Ever since its inception, modern democracy has been characterized by a central tension between the sense of public duty and the wish for “maximizing the benefits” of citizens inside and outside the Administration and the representative institutions. We are not dealing with a flaw but with a central feature which explains the existence of corruption within contemporary democracy. If, in the political scope, public decisions influenced by corrupted interests generate distrust in the political system, the underlying effects of corruption bring about uncertainty, diminishing economic competence.  In order to maintain political and financial trust, a balance between social and individual equality has to be kept.
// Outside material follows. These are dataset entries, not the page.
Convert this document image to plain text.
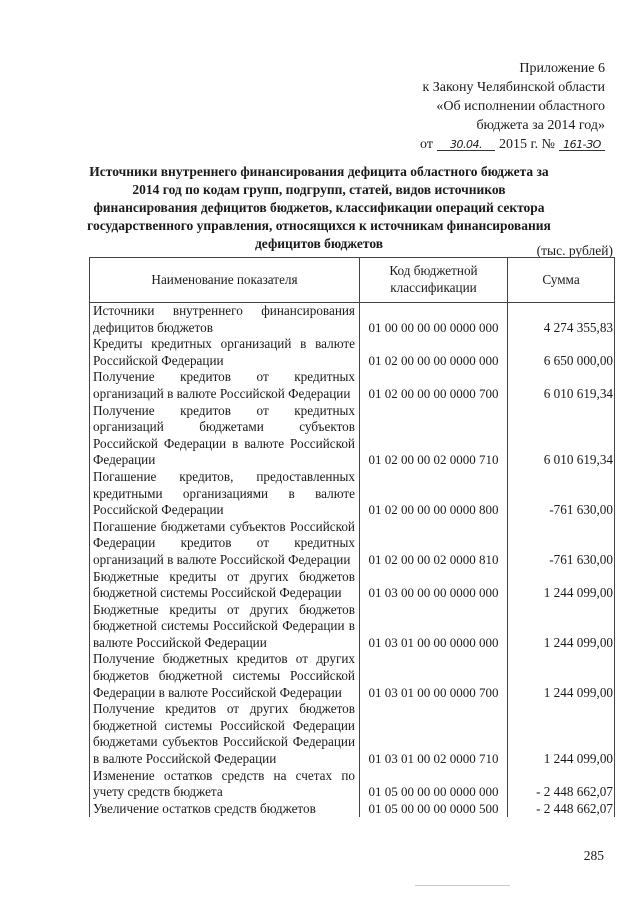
Приложение 6
к Закону Челябинской области
«Об исполнении областного
бюджета за 2014 год»
от	30.04.	2015 г. № 161-ЗО
Источники внутреннего финансирования дефицита областного бюджета за 2014 год по кодам групп, подгрупп, статей, видов источников финансирования дефицитов бюджетов, классификации операций сектора государственного управления, относящихся к источникам финансирования дефицитов бюджетов	(тыс. рублей)
Наименование показателя	Код бюджетной классификации	Сумма
Источники внутреннего финансирования дефицитов бюджетов	01 00 00 00 00 0000 000	4 274 355,83
Кредиты кредитных организаций в валюте Российской Федерации	01 02 00 00 00 0000 000	6 650 000,00
Получение кредитов от кредитных организаций в валюте Российской Федерации	01 02 00 00 00 0000 700	6 010 619,34
Получение кредитов от кредитных организаций бюджетами субъектов Российской Федерации в валюте Российской Федерации	01 02 00 00 02 0000 710	6 010 619,34
Погашение кредитов, предоставленных кредитными организациями в валюте Российской Федерации	01 02 00 00 00 0000 800	-761 630,00
Погашение бюджетами субъектов Российской Федерации кредитов от кредитных организаций в валюте Российской Федерации	01 02 00 00 02 0000 810	-761 630,00
Бюджетные кредиты от других бюджетов бюджетной системы Российской Федерации	01 03 00 00 00 0000 000	1 244 099,00
Бюджетные кредиты от других бюджетов бюджетной системы Российской Федерации в валюте Российской Федерации	01 03 01 00 00 0000 000	1 244 099,00
Получение бюджетных кредитов от других бюджетов бюджетной системы Российской Федерации в валюте Российской Федерации	01 03 01 00 00 0000 700	1 244 099,00
Получение кредитов от других бюджетов бюджетной системы Российской Федерации бюджетами субъектов Российской Федерации в валюте Российской Федерации	01 03 01 00 02 0000 710	1 244 099,00
Изменение остатков средств на счетах по учету средств бюджета	01 05 00 00 00 0000 000	- 2 448 662,07
Увеличение остатков средств бюджетов	01 05 00 00 00 0000 500	- 2 448 662,07
285
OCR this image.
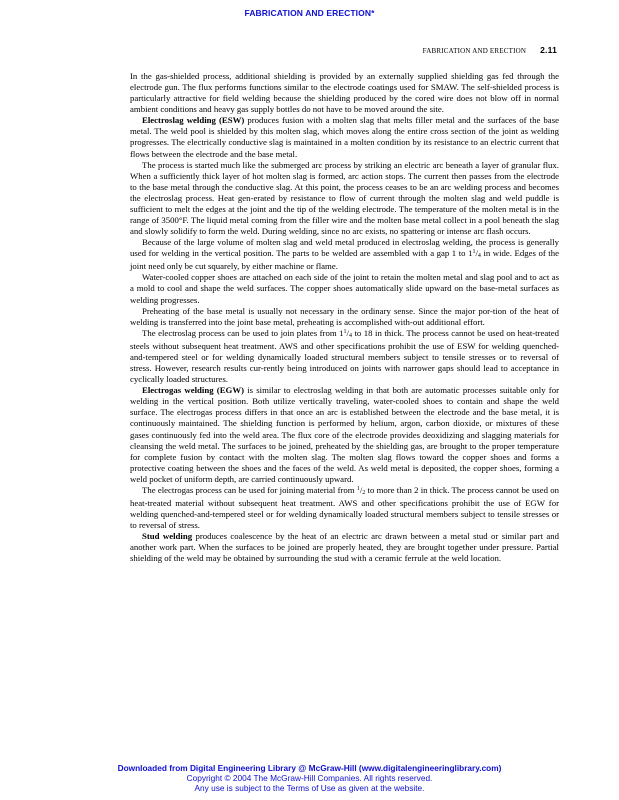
FABRICATION AND ERECTION*
FABRICATION AND ERECTION 2.11

In the gas-shielded process, additional shielding is provided by an externally supplied shielding gas fed through the electrode gun. The flux performs functions similar to the electrode coatings used for SMAW. The self-shielded process is particularly attractive for field welding because the shielding produced by the cored wire does not blow off in normal ambient conditions and heavy gas supply bottles do not have to be moved around the site.

Electroslag welding (ESW) produces fusion with a molten slag that melts filler metal and the surfaces of the base metal. The weld pool is shielded by this molten slag, which moves along the entire cross section of the joint as welding progresses. The electrically conductive slag is maintained in a molten condition by its resistance to an electric current that flows between the electrode and the base metal.

The process is started much like the submerged arc process by striking an electric arc beneath a layer of granular flux. When a sufficiently thick layer of hot molten slag is formed, arc action stops. The current then passes from the electrode to the base metal through the conductive slag. At this point, the process ceases to be an arc welding process and becomes the electroslag process. Heat gen-erated by resistance to flow of current through the molten slag and weld puddle is sufficient to melt the edges at the joint and the tip of the welding electrode. The temperature of the molten metal is in the range of 3500°F. The liquid metal coming from the filler wire and the molten base metal collect in a pool beneath the slag and slowly solidify to form the weld. During welding, since no arc exists, no spattering or intense arc flash occurs.

Because of the large volume of molten slag and weld metal produced in electroslag welding, the process is generally used for welding in the vertical position. The parts to be welded are assembled with a gap 1 to $1^1/4$ in wide. Edges of the joint need only be cut squarely, by either machine or flame.

Water-cooled copper shoes are attached on each side of the joint to retain the molten metal and slag pool and to act as a mold to cool and shape the weld surfaces. The copper shoes automatically slide upward on the base-metal surfaces as welding progresses.

Preheating of the base metal is usually not necessary in the ordinary sense. Since the major por-tion of the heat of welding is transferred into the joint base metal, preheating is accomplished with-out additional effort.

The electroslag process can be used to join plates from $1^1/4$ to 18 in thick. The process cannot be used on heat-treated steels without subsequent heat treatment. AWS and other specifications prohibit the use of ESW for welding quenched-and-tempered steel or for welding dynamically loaded structural members subject to tensile stresses or to reversal of stress. However, research results cur-rently being introduced on joints with narrower gaps should lead to acceptance in cyclically loaded structures.

Electrogas welding (EGW) is similar to electroslag welding in that both are automatic processes suitable only for welding in the vertical position. Both utilize vertically traveling, water-cooled shoes to contain and shape the weld surface. The electrogas process differs in that once an arc is established between the electrode and the base metal, it is continuously maintained. The shielding function is performed by helium, argon, carbon dioxide, or mixtures of these gases continuously fed into the weld area. The flux core of the electrode provides deoxidizing and slagging materials for cleansing the weld metal. The surfaces to be joined, preheated by the shielding gas, are brought to the proper temperature for complete fusion by contact with the molten slag. The molten slag flows toward the copper shoes and forms a protective coating between the shoes and the faces of the weld. As weld metal is deposited, the copper shoes, forming a weld pocket of uniform depth, are carried continuously upward.

The electrogas process can be used for joining material from $^1$/2 to more than 2 in thick. The process cannot be used on heat-treated material without subsequent heat treatment. AWS and other specifications prohibit the use of EGW for welding quenched-and-tempered steel or for welding dynamically loaded structural members subject to tensile stresses or to reversal of stress.

Stud welding produces coalescence by the heat of an electric arc drawn between a metal stud or similar part and another work part. When the surfaces to be joined are properly heated, they are brought together under pressure. Partial shielding of the weld may be obtained by surrounding the stud with a ceramic ferrule at the weld location.

Downloaded from Digital Engineering Library @ McGraw-Hill (www.digitalengineeringlibrary.com)
Copyright © 2004 The McGraw-Hill Companies. All rights reserved.
Any use is subject to the Terms of Use as given at the website.
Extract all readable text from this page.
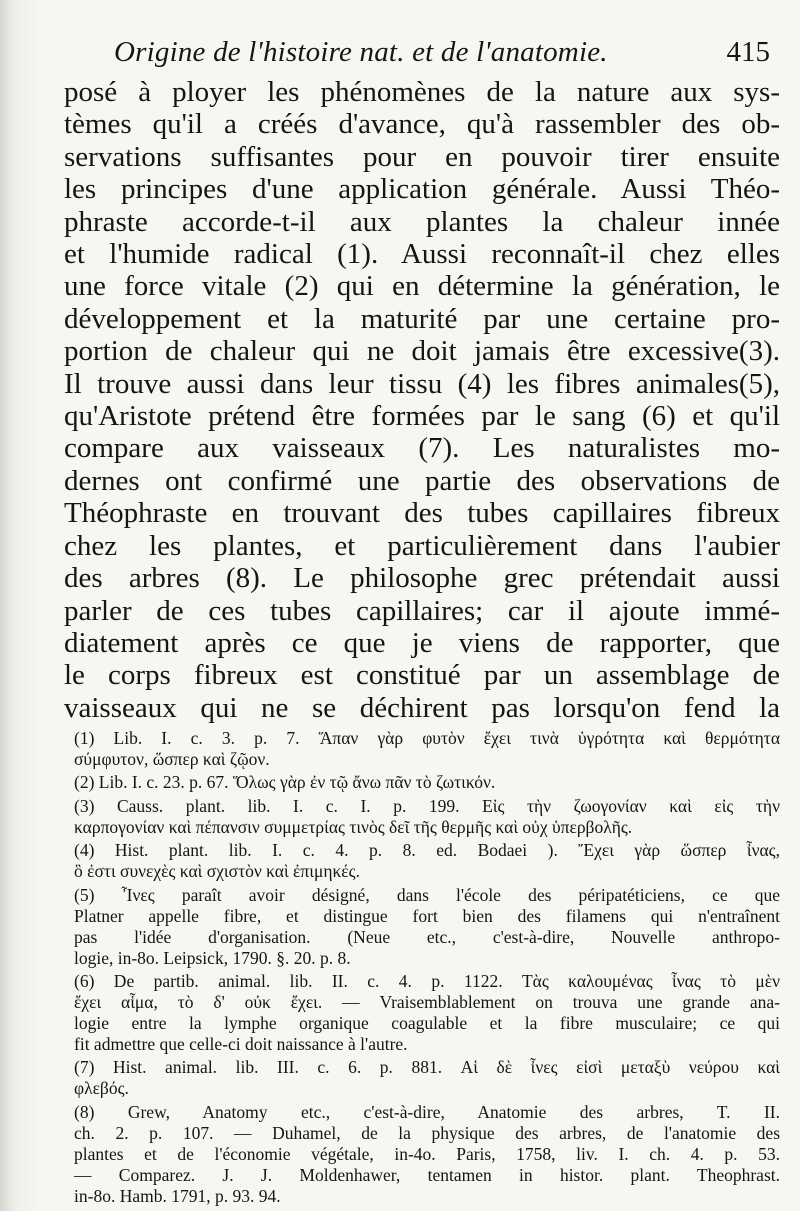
Origine de l'histoire nat. et de l'anatomie.	415
posé à ployer les phénomènes de la nature aux sys-
tèmes qu'il a créés d'avance, qu'à rassembler des ob-
servations suffisantes pour en pouvoir tirer ensuite
les principes d'une application générale. Aussi Théo-
phraste accorde-t-il aux plantes la chaleur innée
et l'humide radical (1). Aussi reconnaît-il chez elles
une force vitale (2) qui en détermine la génération, le
développement et la maturité par une certaine pro-
portion de chaleur qui ne doit jamais être excessive(3).
Il trouve aussi dans leur tissu (4) les fibres animales(5),
qu'Aristote prétend être formées par le sang (6) et qu'il
compare aux vaisseaux (7). Les naturalistes mo-
dernes ont confirmé une partie des observations de
Théophraste en trouvant des tubes capillaires fibreux
chez les plantes, et particulièrement dans l'aubier
des arbres (8). Le philosophe grec prétendait aussi
parler de ces tubes capillaires; car il ajoute immé-
diatement après ce que je viens de rapporter, que
le corps fibreux est constitué par un assemblage de
vaisseaux qui ne se déchirent pas lorsqu'on fend la
(1) Lib. I. c. 3. p. 7. Ἅπαν γὰρ φυτὸν ἔχει τινὰ ὑγρότητα καὶ θερμότητα
σύμφυτον, ὥσπερ καὶ ζῷον.
(2) Lib. I. c. 23. p. 67. Ὅλως γὰρ ἐν τῷ ἄνω πᾶν τὸ ζωτικόν.
(3) Causs. plant. lib. I. c. I. p. 199. Εἰς τὴν ζωογονίαν καὶ εἰς τὴν
καρπογονίαν καὶ πέπανσιν συμμετρίας τινὸς δεῖ τῆς θερμῆς καὶ οὐχ ὑπερβολῆς.
(4) Hist. plant. lib. I. c. 4. p. 8. ed. Bodaei ). Ἔχει γὰρ ὥσπερ ἶνας,
ὃ ἐστι συνεχὲς καὶ σχιστὸν καὶ ἐπιμηκές.
(5) Ἶνες paraît avoir désigné, dans l'école des péripatéticiens, ce que
Platner appelle fibre, et distingue fort bien des filamens qui n'entraînent
pas l'idée d'organisation. (Neue etc., c'est-à-dire, Nouvelle anthropo-
logie, in-8o. Leipsick, 1790. §. 20. p. 8.
(6) De partib. animal. lib. II. c. 4. p. 1122. Τὰς καλουμένας ἶνας τὸ μὲν
ἔχει αἷμα, τὸ δ' οὐκ ἔχει. — Vraisemblablement on trouva une grande ana-
logie entre la lymphe organique coagulable et la fibre musculaire; ce qui
fit admettre que celle-ci doit naissance à l'autre.
(7) Hist. animal. lib. III. c. 6. p. 881. Αἱ δὲ ἶνες εἰσὶ μεταξὺ νεύρου καὶ
φλεβός.
(8) Grew, Anatomy etc., c'est-à-dire, Anatomie des arbres, T. II.
ch. 2. p. 107. — Duhamel, de la physique des arbres, de l'anatomie des
plantes et de l'économie végétale, in-4o. Paris, 1758, liv. I. ch. 4. p. 53.
— Comparez. J. J. Moldenhawer, tentamen in histor. plant. Theophrast.
in-8o. Hamb. 1791, p. 93. 94.
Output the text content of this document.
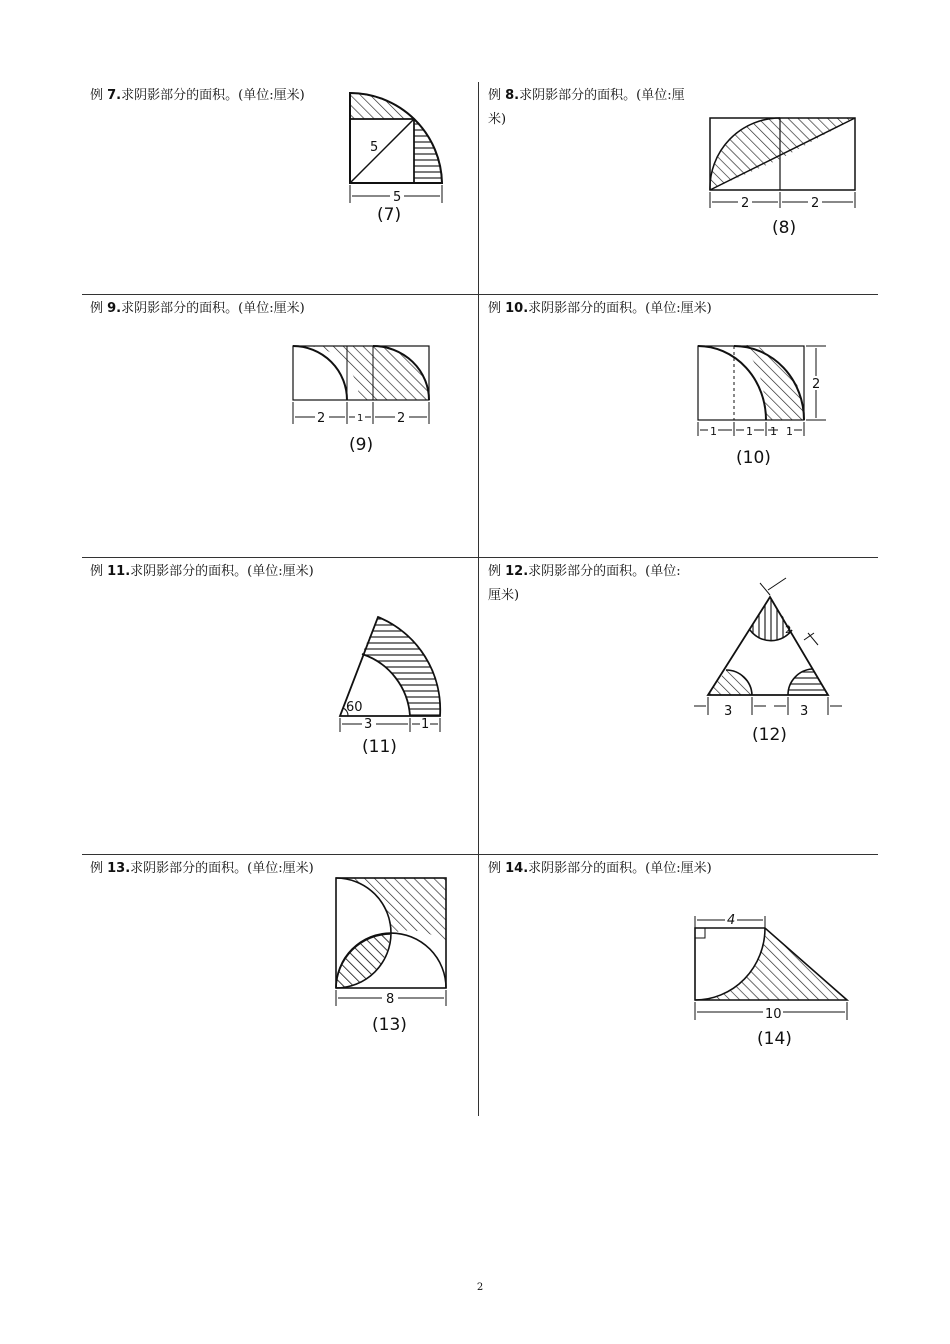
例 7.求阴影部分的面积。(单位:厘米)	例 8.求阴影部分的面积。(单位:厘
米)
例 9.求阴影部分的面积。(单位:厘米)	例 10.求阴影部分的面积。(单位:厘米)
例 11.求阴影部分的面积。(单位:厘米)	例 12.求阴影部分的面积。(单位:
厘米)
例 13.求阴影部分的面积。(单位:厘米)	例 14.求阴影部分的面积。(单位:厘米)
5
5
(7)
2	2
(8)
2	1	2
(9)
2
1	1 1 1
(10)
60
3	1
(11)
2
3	3
(12)
8
(13)
4
10
(14)
2
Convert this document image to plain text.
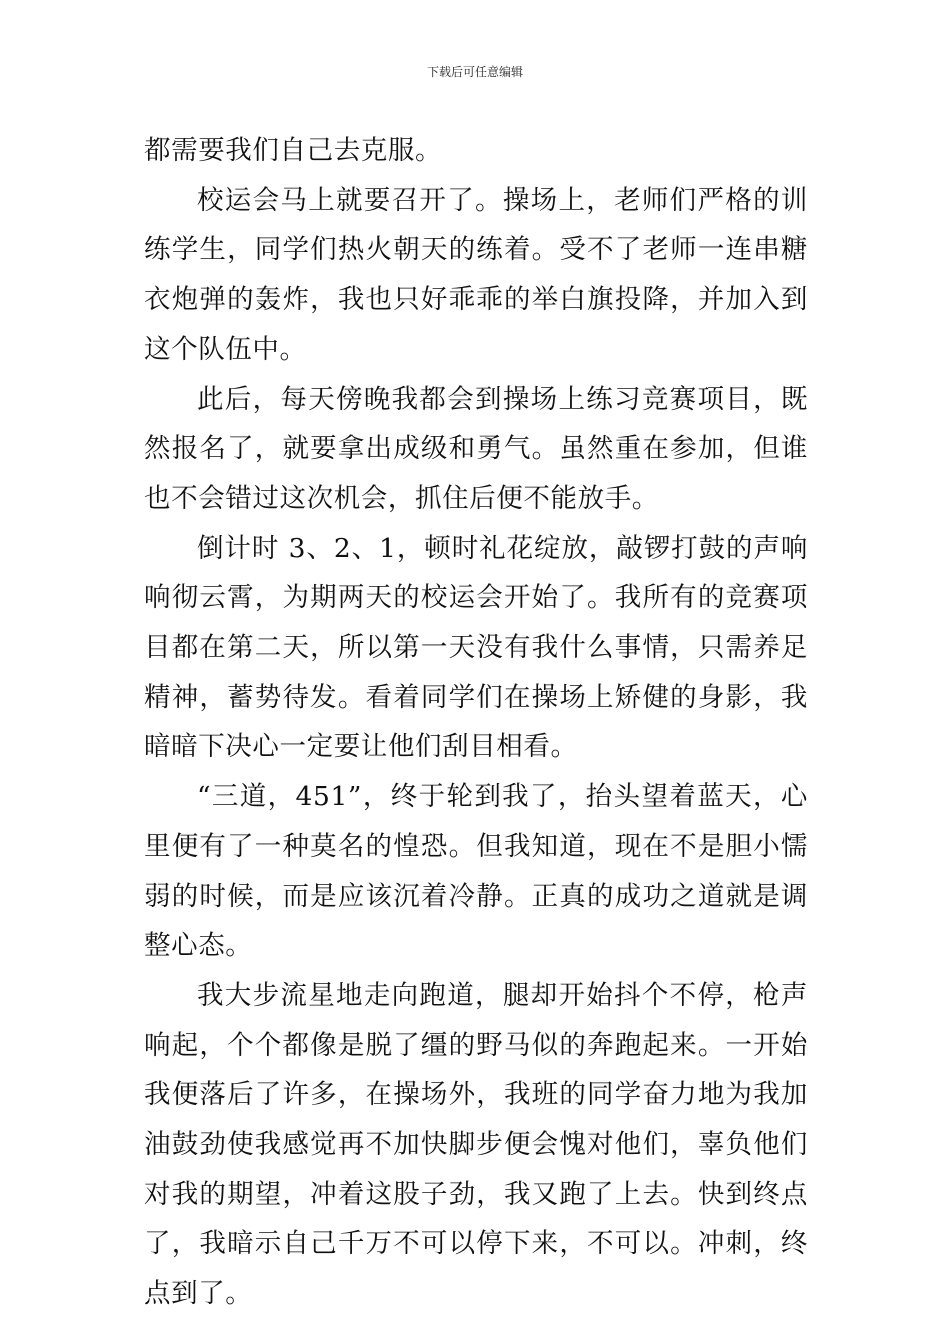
下载后可任意编辑

都需要我们自己去克服。

校运会马上就要召开了。操场上，老师们严格的训练学生，同学们热火朝天的练着。受不了老师一连串糖衣炮弹的轰炸，我也只好乖乖的举白旗投降，并加入到这个队伍中。

此后，每天傍晚我都会到操场上练习竞赛项目，既然报名了，就要拿出成级和勇气。虽然重在参加，但谁也不会错过这次机会，抓住后便不能放手。

倒计时 3、2、1，顿时礼花绽放，敲锣打鼓的声响响彻云霄，为期两天的校运会开始了。我所有的竞赛项目都在第二天，所以第一天没有我什么事情，只需养足精神，蓄势待发。看着同学们在操场上矫健的身影，我暗暗下决心一定要让他们刮目相看。

“三道，451”，终于轮到我了，抬头望着蓝天，心里便有了一种莫名的惶恐。但我知道，现在不是胆小懦弱的时候，而是应该沉着冷静。正真的成功之道就是调整心态。

我大步流星地走向跑道，腿却开始抖个不停，枪声响起，个个都像是脱了缰的野马似的奔跑起来。一开始我便落后了许多，在操场外，我班的同学奋力地为我加油鼓劲使我感觉再不加快脚步便会愧对他们，辜负他们对我的期望，冲着这股子劲，我又跑了上去。快到终点了，我暗示自己千万不可以停下来，不可以。冲刺，终点到了。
Corruption of political representation -generated by the clientelism of political parties- and of economic development- triggered by the discretionality of government officials to grant licenses- is an aporia of a democratic system which requires improving the political and economical game. The key issue is to consider what to do about the crumbling of political and financial trust caused by corruption.